10/365, daily interest 
Sandipan working on app-driven report generation 

Challenges
- Loosely, conversation driven requirements.
- Lack of testing approach to tell if things are right or not
- Trouble keeping up with all the breaking changes of the backend 
- Snowflake? Postgres? Anything else?


### Chat with Jiri

- Joined in April '25
- Backend, using Rust for the first time
- Used to work with Scala
- In Taiwan
- From Czech Republic
- Flying license

### Chat with Justin

- Rollup drama update

- Getting Bigquery set up


## 2025-07-22

### Daily call

- Meeting the team
- Soaking in info
    - Review Looms from the team
    - Reading through data requirements and dbt artifacts
        - https://docs.google.com/spreadsheets/d/1r2HEl4_VYJh4spajmiDz_A1DXAnfshPg/edit?gid=1297332161#gid=1297332161
        - https://www.bcr.gob.sv/
        - https://norms-llm-dylanwilson32.replit.app/
        - https://github.com/GaloyMoney/lana-bank/tree/main/meltano/transform/models/outputs/el-salvador-ssf
- Doing
    - Working out where to change in Terraform to get BigQuery env
    - Just managed to set up local env
        - Had some issues with nix
    - Filling in onboarding details


Onboarding stuff
    - I've started and merged this PR to onboarding (on-call): https://github.com/GaloyMoney/onboarding/pull/18
    - Started this one, still pending review (code-review): https://github.com/GaloyMoney/onboarding/pull/17

### Chat with Sebastien

From Sebastien

    If you haven't figured this out yet, the data flows like this:
    staging (stg_* files) -> intermediate (int_* files) -> output (misc. but often report_* files)
    Under staging, the 'rollups' folder hosts the "rolled up" source data from the backend, raw.
    Under intermediate, the 'rollups' folder hosts the expanded & type casted version of the above raw data and should be the source of all(most?) our transformations
    The backend is architecture'd to stream events for most "objects"/"entity" 
    (as concisely explained here https://www.youtube.com/watch?v=lg6aF5PP4Tc)
    and so the rollups are the snapshots of the state of those "objects"/"entity" as a one per row table (chronological reduce / event summarization) mentioned in the video around 4:20.
    The reduce process are backend side, done as triggers for now on "objects"/"entity" events table in PG and visible a sql migrations under lana/app/migrations/<date>_*_events_rollup.sqlI think you should be familiar with that process given the interview take home, but that's what we adopted for now and it's all automated...
    so if a field name changes in the backend for example, and the pipeline falls out of sync it breaks and we can address it, rather than silently failing.
    So anyways all the concepts of the bank and data we might be interested in analyzing, reporting, etc. are implicitly documented with the above 3 set of rollup sql.
    The credit facility object is probably the most interesting and easy to start with as it is a vanilla bank loan or dumbed down line of credit.

### Coffee with Kartik

- Where are you based?
    - Bangalore, been there for two years
- How long you've been around?
    - 5 years, started out when it was just Nicolas and him for engineering?
- What's your main focus?
    - Deployment and infrastructure, CI/CD pipelines
    - We should probably talk for unit testing stuff
- What were you doing before Galoy?
    - Uni
- Quite a rollercoaster, right?

### Coffee with Arvin

- Where are you based?
    - Trinidad
- How long you've been around?
    - July'21
- What's your main focus?
    - Mostly backend stuff
- What were you doing before Galoy?

Into Bitcoin for quite while.

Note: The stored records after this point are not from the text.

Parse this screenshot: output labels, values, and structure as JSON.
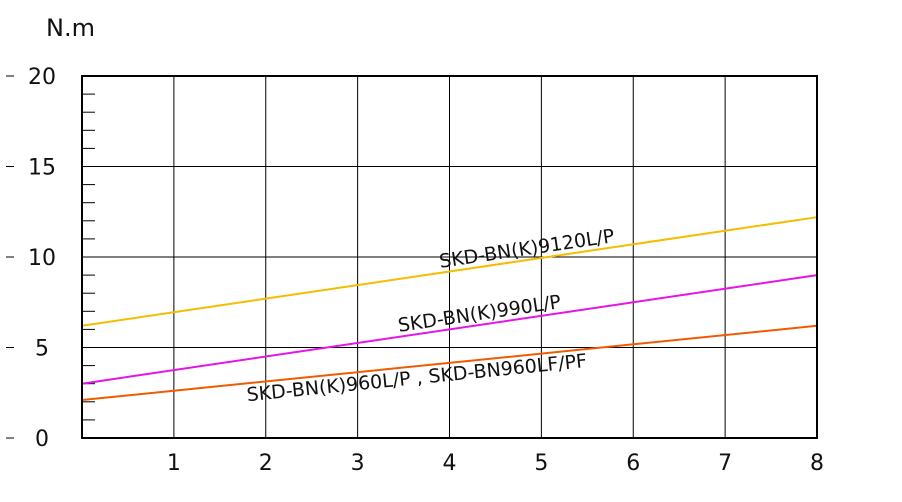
{
  "chart_data": {
    "type": "line",
    "title": "",
    "ylabel": "N.m",
    "xlabel": "",
    "xlim": [
      0,
      8
    ],
    "ylim": [
      0,
      20
    ],
    "x_ticks": [
      "1",
      "2",
      "3",
      "4",
      "5",
      "6",
      "7",
      "8"
    ],
    "y_ticks": [
      "0",
      "5",
      "10",
      "15",
      "20"
    ],
    "grid": true,
    "series": [
      {
        "name": "SKD-BN(K)9120L/P",
        "color": "#f5bd00",
        "x": [
          0,
          8
        ],
        "y": [
          6.2,
          12.2
        ]
      },
      {
        "name": "SKD-BN(K)990L/P",
        "color": "#e614e6",
        "x": [
          0,
          8
        ],
        "y": [
          3.0,
          9.0
        ]
      },
      {
        "name": "SKD-BN(K)960L/P , SKD-BN960LF/PF",
        "color": "#f05a00",
        "x": [
          0,
          8
        ],
        "y": [
          2.1,
          6.2
        ]
      }
    ]
  }
}
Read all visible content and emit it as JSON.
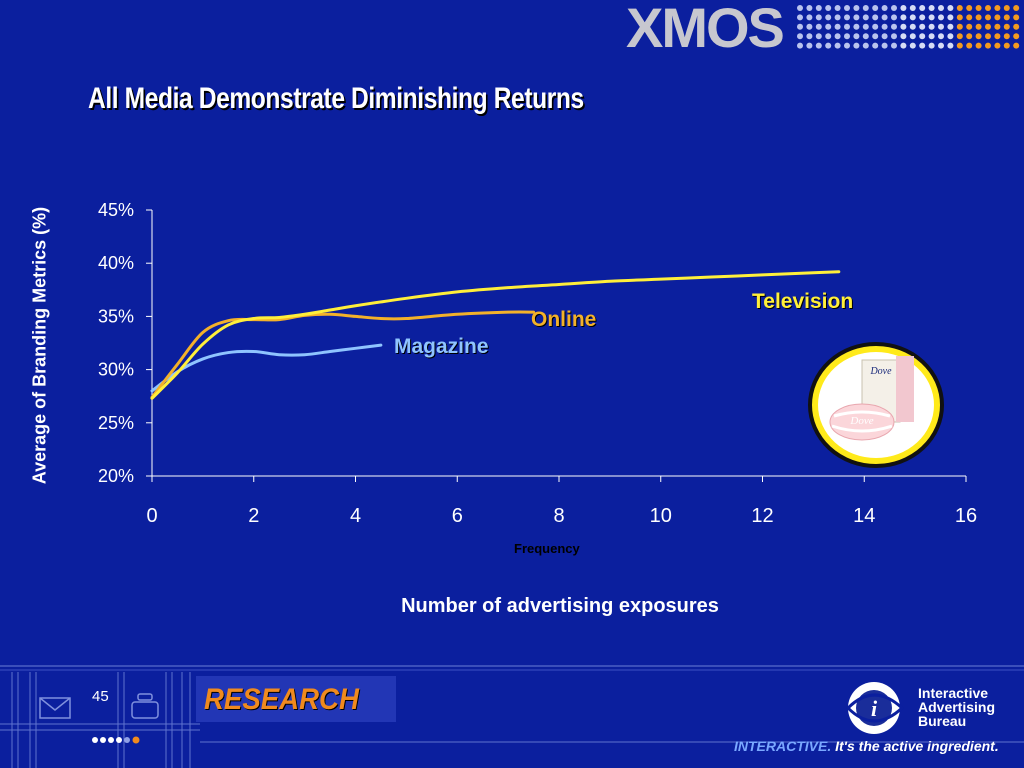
{
  "brand": {
    "logo_text": "XMOS"
  },
  "slide": {
    "title": "All Media Demonstrate Diminishing Returns",
    "page_number": "45",
    "footer_section": "RESEARCH",
    "iab_lines": [
      "Interactive",
      "Advertising",
      "Bureau"
    ],
    "tagline_accent": "INTERACTIVE.",
    "tagline_rest": " It's the active ingredient."
  },
  "colors": {
    "background": "#0b1f9e",
    "television": "#ffef3a",
    "online": "#f3b12a",
    "magazine": "#8fc4ff",
    "research": "#f08a1e"
  },
  "chart_data": {
    "type": "line",
    "title": "All Media Demonstrate Diminishing Returns",
    "xlabel": "Number of advertising exposures",
    "xlabel_small": "Frequency",
    "ylabel": "Average of Branding Metrics (%)",
    "xlim": [
      0,
      16
    ],
    "ylim": [
      20,
      45
    ],
    "x_ticks": [
      "0",
      "2",
      "4",
      "6",
      "8",
      "10",
      "12",
      "14",
      "16"
    ],
    "y_ticks": [
      "20%",
      "25%",
      "30%",
      "35%",
      "40%",
      "45%"
    ],
    "grid": false,
    "series": [
      {
        "name": "Television",
        "color": "#ffef3a",
        "x": [
          0,
          0.5,
          1,
          1.5,
          2,
          2.5,
          3,
          3.5,
          4,
          5,
          6,
          7,
          8,
          9,
          10,
          11,
          12,
          13,
          13.5
        ],
        "y": [
          27.3,
          29.7,
          32.4,
          34.2,
          34.8,
          34.9,
          35.2,
          35.6,
          36.0,
          36.7,
          37.3,
          37.7,
          38.0,
          38.3,
          38.5,
          38.7,
          38.9,
          39.1,
          39.2
        ]
      },
      {
        "name": "Online",
        "color": "#f3b12a",
        "x": [
          0,
          0.5,
          1,
          1.5,
          2,
          2.5,
          3,
          3.5,
          4,
          4.5,
          5,
          6,
          7,
          7.5
        ],
        "y": [
          27.4,
          30.5,
          33.5,
          34.6,
          34.7,
          34.7,
          35.1,
          35.2,
          35.0,
          34.8,
          34.8,
          35.2,
          35.4,
          35.4
        ]
      },
      {
        "name": "Magazine",
        "color": "#8fc4ff",
        "x": [
          0,
          0.5,
          1,
          1.5,
          2,
          2.5,
          3,
          3.5,
          4,
          4.5
        ],
        "y": [
          28.0,
          29.8,
          31.0,
          31.6,
          31.7,
          31.4,
          31.4,
          31.7,
          32.0,
          32.3
        ]
      }
    ]
  }
}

Lots of FOSS.
Big El Salvador focus back in the day.
Team was more operational back with Blink.
Split Blink, people could choose.

## 2025-07-21

### Call with Justin

About rotation:
- Rotation is organized in weekly pairs of devs. Each dev takes a 12 hour shift.
- The oncall dev is responsible for:
    - Being the first responder to any alerts that happen in production.
    - Triaging the alerts to judge the severity and whether end-users are being affected or not.
    - Either tackling the issue themselves or gathering the colleagues with the required knowledge whenever possible.

### Daily Call

There's a Kanban in Volcano WIP. Kind of Adhoc.